The cowboy has become America’s Roland. Even though the youthfulness of the New World provides four centuries which separate the Old World heroes from the cowboy, the admirable qualities in a not-so-perfect man continue to intrigue us. The legacy of this horse-riding, cow-punching, fast-drawing personality is greatly due to the first and best Western book ever written, Owen Wister’s The Virginian.
“The Virginian is nothing more than a portrait of the American Hero in all his natural grandeur,” Robert Parker remarks in the introduction of the Signet Classics’, copyright 2010 edition, “He is not good because he lives in the West. But the West is where he is able to make his heroism manifest.”
It is the manifestation of natural virtues that has lingered longest and deepest in the American imagination and this memory owes its existence to The Virginian.

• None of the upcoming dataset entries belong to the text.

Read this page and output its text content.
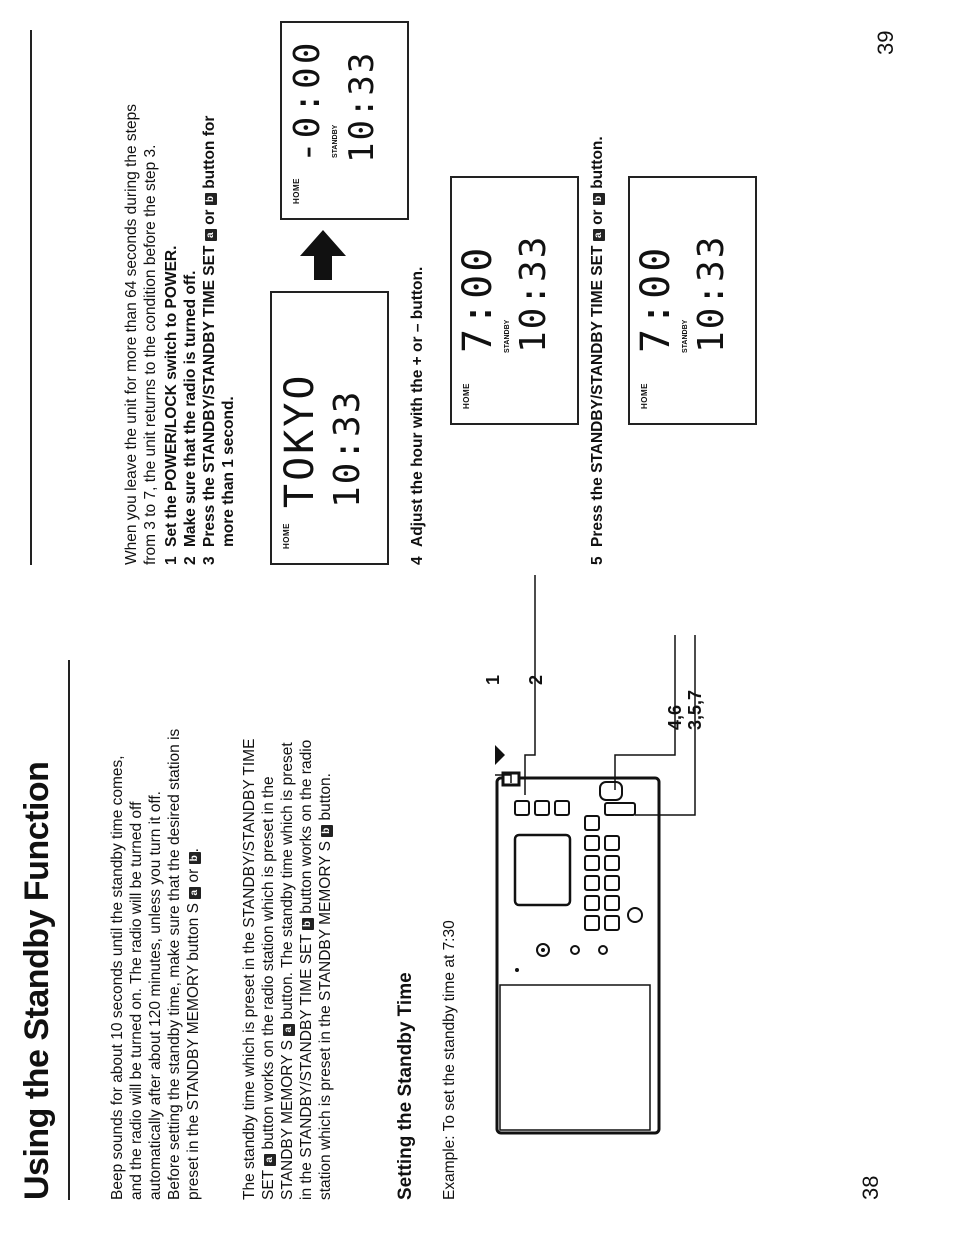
Using the Standby Function	Beep sounds for about 10 seconds until the standby time comes, and the radio will be turned on. The radio will be turned off automatically after about 120 minutes, unless you turn it off. Before setting the standby time, make sure that the desired station is preset in the STANDBY MEMORY button S a or b.	The standby time which is preset in the STANDBY/STANDBY TIME SET a button works on the radio station which is preset in the STANDBY MEMORY S a button. The standby time which is preset
in the STANDBY/STANDBY TIME SET b button works on the radio
station which is preset in the STANDBY MEMORY S b button.
Setting the Standby Time Example: To set the standby time at 7:30
1 2
4,6 3,5,7
38
When you leave the unit for more than 64 seconds during the steps from 3 to 7, the unit returns to the condition before the step 3. 1Set the POWER/LOCK switch to POWER.
2Make sure that the radio is turned off.
3Press the STANDBY/STANDBY TIME SET a or b button for
more than 1 second.	HOME
TOKYO 10:33
HOME
-0:00 STANDBY 10:33
4Adjust the hour with the + or – button.	HOME
7:00 STANDBY 10:33
5Press the STANDBY/STANDBY TIME SET a or b button.
HOME
7:00 STANDBY 10:33
39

Wister has chosen Wyoming to be the Virginian’s turf. The reader enters this cattle land of desolate deserts and rocky mountains between the years of 1874 to 1890. The wind blows about an air of gentle adventure and an under current of romance.
Three main people’s paths cross between the plains and the sky. They include the nameless hero; the cowboy who matures in manhood and fosters natural virtues under the generic name of the Virginian. The hero’s prize to be won is the new school teacher from the East, Molly Wood, while the character Trampas serves as the hero’s adversary and nemesis.